Cancer-causing dioxins and furans are toxic chemicals that are found in very small amounts in the environment, but are also present in some foods are released during industrial, toxic and medical waste incineration processes. They are extremely stable in the environment and accumulate in the fatty tissues of animals and humans. Based on an extensive barrier analysis of medical waste management, treatment and disposal in China, UNIDO demonstrates and replicates the best available techniques and best environmental practices in medical waste management to reduce dioxins and furans releases during the incineration process. The Organization promotes a locally affordable and commercially available supply of technologies and equipment needed and the commercialization of domestically constructed medical waste treatment and disposal facilities.
Small-scale industrial gold mining represents the largest intentional use of mercury, one of the most toxic metals, and the second largest anthropogenic emission source. For many years, UNIDO has been implementing projects aimed at eliminating the releases of mercury by small gold mines as well as its reduction. Through awareness-raising campaigns and the introduction of cleaner technologies, UNIDO was able to reduce mercury emissions into various international water bodies. In the past ten years, UNIDO has also addressed the issue of arsenic in ground water used for drinking purposes, and has helped introduce an innovative filtering technique to provide community centres with arsenic-free water.

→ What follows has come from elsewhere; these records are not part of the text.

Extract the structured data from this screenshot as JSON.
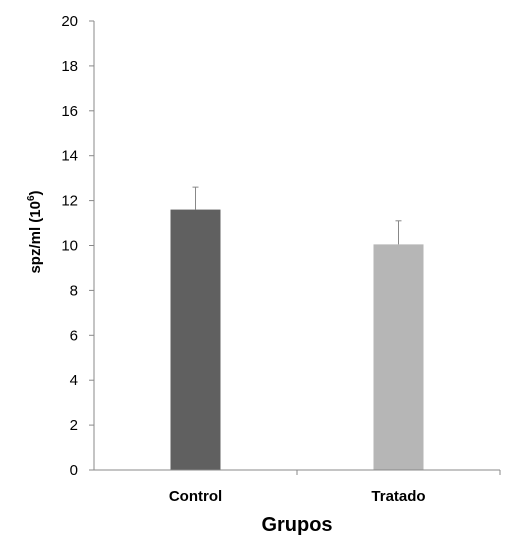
{
  "chart_data": {
    "type": "bar",
    "categories": [
      "Control",
      "Tratado"
    ],
    "values": [
      11.6,
      10.05
    ],
    "errors": [
      1.0,
      1.05
    ],
    "bar_colors": [
      "#606060",
      "#b6b6b6"
    ],
    "xlabel": "Grupos",
    "ylabel_main": "spz/ml (10",
    "ylabel_sup": "6",
    "ylabel_close": ")",
    "ylim": [
      0,
      20
    ],
    "yticks": [
      0,
      2,
      4,
      6,
      8,
      10,
      12,
      14,
      16,
      18,
      20
    ],
    "grid": false,
    "legend": "none"
  }
}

Climate change will affect health and livelihoods on our planet and it will be the most vulnerable who will suffer most. This is why UNIDO works in tandem with other UN organizations and relevant institutions to reduce the risks related to climate change, particularly through mitigation programmes in industry.
Promoting responsible business practices in industry
Each year, more than two million people die globally as a result of work-related accidents and diseases. It is estimated there are 270 million occupational accidents and 160 million cases of occupational disease. The safety of work varies between countries, economic sectors and social groups. In developing countries, especially among small and medium enterprises, there are large numbers of people engaged in hazardous activities or in contact with toxic substances. The total cost of such accidents and ill health is estimated at approximately 4% of the world’s GDP. This is why occupational health and safety are key target areas of UNIDO’s approach to corporate social responsibility. A UNIDO programme for small and medium enterprises promotes responsible business practices and helps develop a worldwide network of trained and qualified experts.
More generic drugs for developing countries
In order to increase the availability of essential generic medicines in developing countries, UNIDO promotes the local manufacturing of high-quality medicines at competitive prices. Capacity-building and promotional activities at the enterprise, institutional and policy levels are targeted especially at products used to combat HIV/AIDS, malaria and tuberculosis.
Improving sanitary product standards
The implementation of international sanitary and phytosanitary standards in agro-industrial products improves the safety of internationally and domestically traded food products and directly contributes to reducing the risk of food-borne deceases. UNIDO works to unleash the potential of the productive sectors of the developing countries, including the agro-manufacturing industries, and to upgrade product and production quality, safety and hygiene. It assists enterprises in complying with internationally agreed industrial standards and regulations, helps strengthen national capacity, helps upgrade product and production quality and provides technical advice on product trading.